Troubleshooting a Broken Kubernetes Cluster

Introduction

Every Kubernetes administrator will likely need to deal with a broken cluster at some point, whether a single node or the entire cluster is down. In this lab, you will be able to practice your troubleshooting skills. You will be presented with a broken Kubernetes cluster and asked to use your investigative skills to identify the problem and fix it.

Solution

Log in to the control plane node server using the credentials provided:

ssh cloud_user@<PUBLIC_IP_ADDRESS>

Determine What is Wrong with the Cluster

  1. Find out which node is having a problem by using kubectl get nodes. Identify if a node is in the NotReady state.

  2. Get more information on the node by using kubectl describe node <NODE_NAME>.

  3. Look for the Conditions section of the Node Information and find out what is affecting the node’s status, causing it to fail.

  4. Log in to the worker 2 node server using the credentials provided:

    ssh cloud_user@<PUBLIC_IP_ADDRESS>
    
  5. Look at the kubelet logs of the worker 2 node by using sudo journalctl -u kubelet.

  6. Go to the end of the log by pressing Shift + G and see the error messages stating that kubelet has stopped.

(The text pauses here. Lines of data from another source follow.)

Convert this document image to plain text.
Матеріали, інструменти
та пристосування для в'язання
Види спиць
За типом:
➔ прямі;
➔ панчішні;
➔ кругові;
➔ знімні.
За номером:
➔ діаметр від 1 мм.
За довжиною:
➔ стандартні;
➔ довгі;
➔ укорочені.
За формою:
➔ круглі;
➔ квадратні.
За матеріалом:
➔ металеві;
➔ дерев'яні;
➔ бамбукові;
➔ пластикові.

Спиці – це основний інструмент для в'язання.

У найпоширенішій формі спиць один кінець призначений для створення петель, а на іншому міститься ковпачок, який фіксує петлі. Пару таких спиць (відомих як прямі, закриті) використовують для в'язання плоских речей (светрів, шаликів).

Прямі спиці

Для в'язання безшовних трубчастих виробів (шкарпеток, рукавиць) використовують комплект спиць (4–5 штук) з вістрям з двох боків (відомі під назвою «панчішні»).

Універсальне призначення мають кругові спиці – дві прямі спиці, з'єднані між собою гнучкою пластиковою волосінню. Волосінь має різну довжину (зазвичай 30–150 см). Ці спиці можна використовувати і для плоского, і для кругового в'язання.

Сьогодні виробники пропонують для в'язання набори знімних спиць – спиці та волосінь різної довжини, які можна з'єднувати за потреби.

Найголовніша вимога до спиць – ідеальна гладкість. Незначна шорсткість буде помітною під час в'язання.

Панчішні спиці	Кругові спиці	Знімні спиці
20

  7. Look at the status of the kubelet status by using sudo systemctl status kubelet, and note whether the kubelet service is running or not.

Fix the Problem

  1. In order to fix the problem, we need to not only start the server but also enable kubelet to ensure that it continues to work if the server restarts in the future. Use clear to clear the service status, and then start and enable kubelet by using sudo systemctl enable kubelet, followed by sudo systemctl start kubelet.
  2. Check if kubelet is active by using sudo systemctl status kubelet, and note if the service is listed as active (running).
  3. Return to the control plane node.
  4. Check if all nodes are now in a Ready status by using kubectl get nodes. You may have to wait and try the command a few times before all nodes appear as Ready.

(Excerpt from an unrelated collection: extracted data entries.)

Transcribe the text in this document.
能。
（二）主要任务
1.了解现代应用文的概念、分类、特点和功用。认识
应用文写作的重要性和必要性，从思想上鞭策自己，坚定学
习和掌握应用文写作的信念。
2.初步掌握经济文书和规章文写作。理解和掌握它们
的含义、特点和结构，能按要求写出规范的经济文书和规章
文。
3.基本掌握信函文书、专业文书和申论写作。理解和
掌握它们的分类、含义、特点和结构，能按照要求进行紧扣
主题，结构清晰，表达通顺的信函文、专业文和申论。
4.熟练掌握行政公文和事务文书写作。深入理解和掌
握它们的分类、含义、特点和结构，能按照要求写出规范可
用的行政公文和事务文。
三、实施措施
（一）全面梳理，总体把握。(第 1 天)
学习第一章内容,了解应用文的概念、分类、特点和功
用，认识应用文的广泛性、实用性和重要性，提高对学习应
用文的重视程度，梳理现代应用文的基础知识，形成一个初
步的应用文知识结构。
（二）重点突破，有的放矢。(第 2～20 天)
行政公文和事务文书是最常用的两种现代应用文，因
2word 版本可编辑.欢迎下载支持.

Troubleshooting a Broken Kubernetes Application

Introduction

Kubernetes administrators need to be able to fix issues with applications running in a cluster. This lab will allow you to test your skills when it comes to fixing broken Kubernetes applications. You will be presented with a cluster running a broken application and asked to identify and correct the problem.

Solution

Log in to the server by using the credentials provided: ssh cloud_user@<PUBLIC_IP_ADDRESS>.

Identify What is Wrong with the Application

  1. Examine the web-consumer deployment, which resides in the web namespace, and its Pods by using kubectl get deployment -n web web-consumer.
  2. Get more information by using kubectl describe deployment -n web web-consumer, including container specifications and labels that the Pods are using.
  3. Look more closely at the Pods by using kubectl get pods -n web to see if both Pods are up and running.
  4. Get more information about the Pods by using kubectl describe pod -n web <POD_NAME>, and evaluate any warning messages that may come up.
  5. Look at the logs associated with the container busybox by using kubectl logs -n web <POD_NAME> -c busybox.
  6. Determine what may be going wrong by reading the output from the container logs.
  7. Take a closer look at the pod itself by using kubectl get pod -n web <POD_NAME> -o yaml to get the data in the yaml format.
  8. Determine which command is causing the errors (in this case, the while true; do curl auth-db; sleep 5; done command).

Fix the Problem

  1. Take a closer look at the service by using kubectl get svc -n web auth-db.
  2. Locate where the service is by using kubectl get namespaces and finding the one other non-default namespace called data.
  3. Check kubectl get svc -n data and find the auth-db service in this namespace, rather than the web namespace.
  4. Start resolving the issue by using kubectl edit deployment -n web web-consumer.
  5. In the spec section, scroll down to find the pod template and locate the while true; do curl auth-db; sleep 5; done command.
  6. Change the command to while true; do curl auth-db.data.svc.cluster.local; sleep 5; done to give the fully qualified domain name of that service. This will allow the web-consumer deployment’s Pods to communicate with the service successfully.
  7. Save the file and exit by pressing the ESC key and using :wq.
  8. Check kubectl get pods -n web to ensure that the old pods have terminated and the new pods are running successfully.
  9. Check the log of one of the new pods by using kubectl logs -n web <POD-NAME> -c busybox. This time the pod should be able to communicate successfully with the service.